Wednesday, July 1, 2009

Who?

This girl. Shailene Woodley, the whiny voice of over indulged teenage girls looking for attention everywhere. She was on Fuse's number 1 countdown because...she's famous? Are the people who watch her show even the same people who watch Fuse? Somehow I doubt it. Maybe she's trying to prove she's got edge. She's a real actor, like those kids on 90210 over at the CW. The stuff network dreams are made of.

When it first started last summer, Theo and I gathered up a group of our friends at my house every Tuesday night, and after a CVS run for supplies, we would sit down and laugh at the horribleness that is The Secret Life of the American Teenager.
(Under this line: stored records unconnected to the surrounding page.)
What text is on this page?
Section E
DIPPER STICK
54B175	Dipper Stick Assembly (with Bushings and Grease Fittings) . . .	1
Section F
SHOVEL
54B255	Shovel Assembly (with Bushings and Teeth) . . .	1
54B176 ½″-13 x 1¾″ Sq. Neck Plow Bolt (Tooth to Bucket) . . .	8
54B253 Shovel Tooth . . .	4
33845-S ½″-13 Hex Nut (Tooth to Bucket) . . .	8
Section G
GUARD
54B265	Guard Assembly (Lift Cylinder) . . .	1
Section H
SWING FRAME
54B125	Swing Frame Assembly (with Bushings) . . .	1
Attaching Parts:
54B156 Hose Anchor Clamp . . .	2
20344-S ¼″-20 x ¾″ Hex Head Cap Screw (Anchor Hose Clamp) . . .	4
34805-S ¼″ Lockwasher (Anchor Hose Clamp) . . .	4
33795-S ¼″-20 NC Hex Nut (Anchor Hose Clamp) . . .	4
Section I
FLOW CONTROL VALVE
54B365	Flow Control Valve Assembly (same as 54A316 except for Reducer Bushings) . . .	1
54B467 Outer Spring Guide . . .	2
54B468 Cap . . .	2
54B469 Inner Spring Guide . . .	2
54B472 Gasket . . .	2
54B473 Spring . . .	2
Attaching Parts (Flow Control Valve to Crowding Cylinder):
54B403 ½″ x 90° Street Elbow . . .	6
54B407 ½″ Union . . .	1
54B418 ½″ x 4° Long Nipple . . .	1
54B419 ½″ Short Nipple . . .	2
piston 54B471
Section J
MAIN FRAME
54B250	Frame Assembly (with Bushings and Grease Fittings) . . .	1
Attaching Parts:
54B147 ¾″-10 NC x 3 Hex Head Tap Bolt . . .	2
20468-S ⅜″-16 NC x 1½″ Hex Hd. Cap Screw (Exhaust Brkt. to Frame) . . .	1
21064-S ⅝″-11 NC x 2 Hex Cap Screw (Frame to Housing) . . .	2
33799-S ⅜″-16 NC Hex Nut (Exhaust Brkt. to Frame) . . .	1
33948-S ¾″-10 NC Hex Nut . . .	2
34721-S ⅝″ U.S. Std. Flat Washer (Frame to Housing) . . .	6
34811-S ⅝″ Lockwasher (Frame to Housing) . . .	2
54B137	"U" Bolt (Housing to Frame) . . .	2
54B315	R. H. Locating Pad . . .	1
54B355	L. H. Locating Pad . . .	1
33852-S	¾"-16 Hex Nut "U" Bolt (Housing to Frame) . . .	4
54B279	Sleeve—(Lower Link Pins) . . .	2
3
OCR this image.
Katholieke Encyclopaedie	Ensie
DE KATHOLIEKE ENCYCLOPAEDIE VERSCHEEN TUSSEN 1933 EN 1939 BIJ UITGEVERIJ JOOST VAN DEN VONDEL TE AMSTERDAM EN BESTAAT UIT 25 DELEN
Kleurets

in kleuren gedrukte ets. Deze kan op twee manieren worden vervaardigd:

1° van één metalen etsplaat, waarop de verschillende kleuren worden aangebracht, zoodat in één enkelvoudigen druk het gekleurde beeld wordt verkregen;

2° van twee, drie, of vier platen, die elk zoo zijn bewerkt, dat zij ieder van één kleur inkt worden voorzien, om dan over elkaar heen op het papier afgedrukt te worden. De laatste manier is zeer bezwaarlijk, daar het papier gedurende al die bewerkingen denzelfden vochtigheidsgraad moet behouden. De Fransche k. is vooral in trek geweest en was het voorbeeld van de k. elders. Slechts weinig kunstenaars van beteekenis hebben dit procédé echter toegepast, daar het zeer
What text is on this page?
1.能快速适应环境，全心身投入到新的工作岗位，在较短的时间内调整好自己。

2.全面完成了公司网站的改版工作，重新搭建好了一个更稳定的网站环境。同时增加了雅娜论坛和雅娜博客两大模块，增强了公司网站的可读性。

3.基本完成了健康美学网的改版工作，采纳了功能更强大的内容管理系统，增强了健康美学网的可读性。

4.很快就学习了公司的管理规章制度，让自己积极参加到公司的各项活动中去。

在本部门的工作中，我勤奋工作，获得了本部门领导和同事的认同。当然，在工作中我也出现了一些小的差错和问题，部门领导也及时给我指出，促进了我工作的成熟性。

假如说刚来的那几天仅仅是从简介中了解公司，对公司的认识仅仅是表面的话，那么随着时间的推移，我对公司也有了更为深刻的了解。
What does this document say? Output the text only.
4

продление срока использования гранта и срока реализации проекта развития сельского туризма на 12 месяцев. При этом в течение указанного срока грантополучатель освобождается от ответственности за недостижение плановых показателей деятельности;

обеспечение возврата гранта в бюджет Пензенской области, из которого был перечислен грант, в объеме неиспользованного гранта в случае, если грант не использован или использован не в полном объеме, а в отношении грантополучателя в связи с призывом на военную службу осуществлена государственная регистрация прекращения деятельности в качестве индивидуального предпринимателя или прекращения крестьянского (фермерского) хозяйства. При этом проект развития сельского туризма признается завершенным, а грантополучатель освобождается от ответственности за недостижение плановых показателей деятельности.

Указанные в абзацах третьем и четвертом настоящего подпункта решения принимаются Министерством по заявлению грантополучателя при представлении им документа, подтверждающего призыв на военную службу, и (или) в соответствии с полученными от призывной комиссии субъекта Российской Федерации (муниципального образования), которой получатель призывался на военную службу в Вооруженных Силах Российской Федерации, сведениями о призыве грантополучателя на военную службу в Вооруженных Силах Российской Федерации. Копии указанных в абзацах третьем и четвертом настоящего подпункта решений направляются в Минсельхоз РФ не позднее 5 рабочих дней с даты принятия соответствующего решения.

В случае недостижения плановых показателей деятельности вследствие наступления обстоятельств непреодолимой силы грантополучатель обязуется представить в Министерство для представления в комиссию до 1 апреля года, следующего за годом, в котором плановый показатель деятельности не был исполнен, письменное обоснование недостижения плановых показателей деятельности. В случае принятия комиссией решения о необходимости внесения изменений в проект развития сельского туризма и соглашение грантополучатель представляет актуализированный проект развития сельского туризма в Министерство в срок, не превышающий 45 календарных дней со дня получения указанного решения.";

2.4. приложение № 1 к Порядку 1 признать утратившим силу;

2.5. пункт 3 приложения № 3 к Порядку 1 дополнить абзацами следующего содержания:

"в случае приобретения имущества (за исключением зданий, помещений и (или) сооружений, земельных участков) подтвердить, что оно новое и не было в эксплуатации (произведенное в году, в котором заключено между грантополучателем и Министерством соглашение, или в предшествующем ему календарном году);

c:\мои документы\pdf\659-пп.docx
I still cannot understand it. We eventually stopped watching it, maybe after six-ish episodes or so. Yet it still keeps doing well. You can tell that it is written by the most out of touch old people on the planet. Yet it's still popular.

The question who turns into the question of WHY. I think I've figured it out, and it turns into another one of my theories. Teen pregnancy is gold. It will always bring in viewers. People are fascinated with it. Because secretly, we all think it would be kind of cool. It's like, you know it wouldn't be, but there is this tiny part of you that thinks it would be like Juno. Or you would grow up and be Lorelai Gilmore. Your mom would run for vice president of the United States.

Then again, it's a theory. It can be unproven. Hopefully soon, because this show drives me nuts.